Calibre : 7.7mm Longueur hors tout 1150 ou 1300mm selon les versions Longueur du canon 656mm Poids à vide 3.79kg Alimentation : le boitier-magasin peut contenir cinq cartouches qui peuvent être introduites individuellement ou par une lame-chargeur de cinq cartouches

Fusils étrangers ou inspirés de modèles étrangers

Outre les deux fusils que je viens de citer, le Japon à utilisé des armes de conception et de fabrication étrangère.

Ces armes ont souvent servit de base au dévellopement de modèles nationaux, modèles produits en si petites quantités que parfois leur existence est inconnue en dehors des spécialistes ou des passionnés de la question.

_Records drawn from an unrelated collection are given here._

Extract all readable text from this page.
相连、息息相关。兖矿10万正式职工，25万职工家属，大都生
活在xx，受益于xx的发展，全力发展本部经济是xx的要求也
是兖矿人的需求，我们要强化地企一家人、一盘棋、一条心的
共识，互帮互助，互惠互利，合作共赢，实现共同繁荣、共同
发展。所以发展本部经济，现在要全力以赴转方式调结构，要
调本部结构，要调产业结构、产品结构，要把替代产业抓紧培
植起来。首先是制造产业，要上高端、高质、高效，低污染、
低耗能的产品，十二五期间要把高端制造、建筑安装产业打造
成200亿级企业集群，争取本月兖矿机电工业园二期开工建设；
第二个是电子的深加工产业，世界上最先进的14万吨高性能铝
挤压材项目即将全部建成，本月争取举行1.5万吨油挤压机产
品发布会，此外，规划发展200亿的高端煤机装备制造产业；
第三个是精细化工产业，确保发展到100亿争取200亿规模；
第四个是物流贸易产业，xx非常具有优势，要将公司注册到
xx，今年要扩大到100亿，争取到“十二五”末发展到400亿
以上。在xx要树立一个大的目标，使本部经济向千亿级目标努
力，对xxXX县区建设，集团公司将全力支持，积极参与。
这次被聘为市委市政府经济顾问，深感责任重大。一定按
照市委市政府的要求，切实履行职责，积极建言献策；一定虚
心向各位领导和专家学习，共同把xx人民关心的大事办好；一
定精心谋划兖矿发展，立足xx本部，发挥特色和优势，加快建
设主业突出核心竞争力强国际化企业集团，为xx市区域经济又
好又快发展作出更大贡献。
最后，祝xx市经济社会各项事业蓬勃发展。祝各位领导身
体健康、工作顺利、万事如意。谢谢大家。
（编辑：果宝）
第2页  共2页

Mauser Karabiner 98K 4.png

Mauser Karabiner 98K

-Fusil Mauser 98K et Karabiner 98K. Ces deux célèbres fusils allemands ont été vraisemblablement importés par les missions militaires allemandes envoyées au Japon à une époque où la Prusse faisait figure de nouveau modèle pour la Dai-Nippon Teikoku Rikkugun.

Ces deux armes ont servit de base de travail à des projets de fusils nationaux comme le Fusil type 100 TERA développé en 1940. Il adoptait le calibre 7.7mm avec la nouvelle cartouche 7.7x58mm, un chargeur de cinq coups et un poids comparable au type 99 (3.9kg).

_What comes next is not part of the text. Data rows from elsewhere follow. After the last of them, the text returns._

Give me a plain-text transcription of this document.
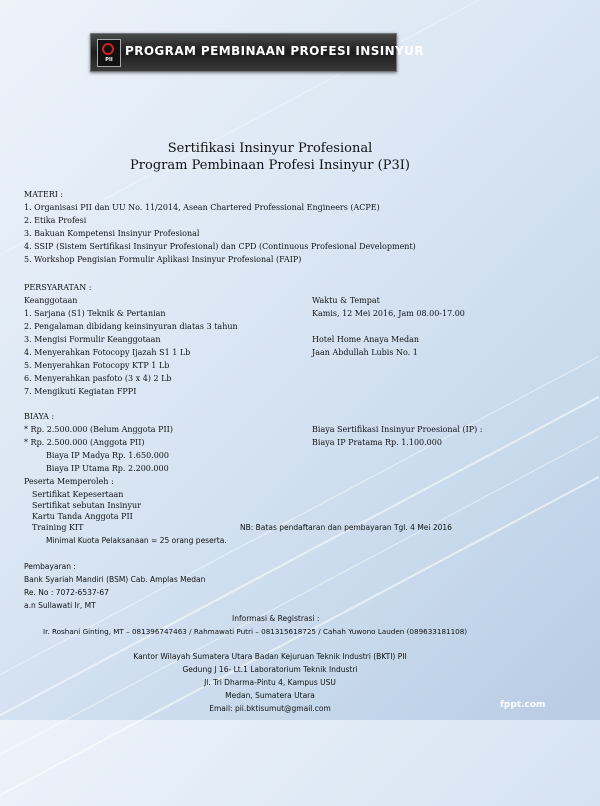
PII
PROGRAM PEMBINAAN PROFESI INSINYUR
Sertifikasi Insinyur Profesional
Program Pembinaan Profesi Insinyur (P3I)
MATERI :
1. Organisasi PII dan UU No. 11/2014, Asean Chartered Professional Engineers (ACPE)
2. Etika Profesi
3. Bakuan Kompetensi Insinyur Profesional
4. SSIP (Sistem Sertifikasi Insinyur Profesional) dan CPD (Continuous Profesional Development)
5. Workshop Pengisian Formulir Aplikasi Insinyur Profesional (FAIP)
PERSYARATAN :
Keanggotaan
1. Sarjana (S1) Teknik & Pertanian
2. Pengalaman dibidang keinsinyuran diatas 3 tahun
3. Mengisi Formulir Keanggotaan
4. Menyerahkan Fotocopy Ijazah S1 1 Lb
5. Menyerahkan Fotocopy KTP 1 Lb
6. Menyerahkan pasfoto (3 x 4) 2 Lb
7. Mengikuti Kegiatan FPPI
Waktu & Tempat
Kamis, 12 Mei 2016, Jam 08.00-17.00
Hotel Home Anaya Medan
Jaan Abdullah Lubis No. 1
BIAYA :
* Rp. 2.500.000 (Belum Anggota PII)
* Rp. 2.500.000 (Anggota PII)
Biaya IP Madya Rp. 1.650.000
Biaya IP Utama Rp. 2.200.000
Biaya Sertifikasi Insinyur Proesional (IP) :
Biaya IP Pratama Rp. 1.100.000
Peserta Memperoleh :
Sertifikat Kepesertaan
Sertifikat sebutan Insinyur
Kartu Tanda Anggota PII
Training KIT	NB: Batas pendaftaran dan pembayaran Tgl. 4 Mei 2016
Minimal Kuota Pelaksanaan = 25 orang peserta.
Pembayaran :
Bank Syariah Mandiri (BSM) Cab. Amplas Medan
Re. No : 7072-6537-67
a.n Sullawati Ir, MT
Informasi & Registrasi :
Ir. Roshani Ginting, MT – 081396747463 / Rahmawati Putri – 081315618725 / Cahah Yuwono Lauden (089633181108)
Kantor Wilayah Sumatera Utara Badan Kejuruan Teknik Industri (BKTI) PII
Gedung J 16- Lt.1 Laboratorium Teknik Industri
Jl. Tri Dharma-Pintu 4, Kampus USU
Medan, Sumatera Utara
Email: pii.bktisumut@gmail.com	fppt.com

Cette arme n’à été produit qu’à 500 exemplaires probablement parce qu’elle n’apportait pas de plus-value par rapport au type 99.

En 1939, un fusil type I développé à partir du Carcano à été commandé en Italie pour l’armée impériale. Cette arme comparable au type 38 notamment par son calibre n’à été produite qu’à 60000 exemplaires et son utilisation demeure donc confidentielle.

A la fin du conflit, un certain nombre de M-1 Garand sont capturés par les japonais essentiellement en Chine. De cette arme les japonais en tire un fusil type 12 (2612 = 1952), une véritable copie du fusil américain.

La production est très faible (moins de 1500 exemplaires) et il existe peu de témoignages de son utilisation au combat. Ce fusil type 12 tirant la cartouche de 7.7x58mm avec un boitier-magasin de dix coups.

Au delà de ces exemples clairement documentés, il est vraisemblable qu’à la fin du conflit, les soldats japonais faisaient feu de tout bois en utilisant toutes les armes disponibles qu’elles soient japonaises ou ennemies.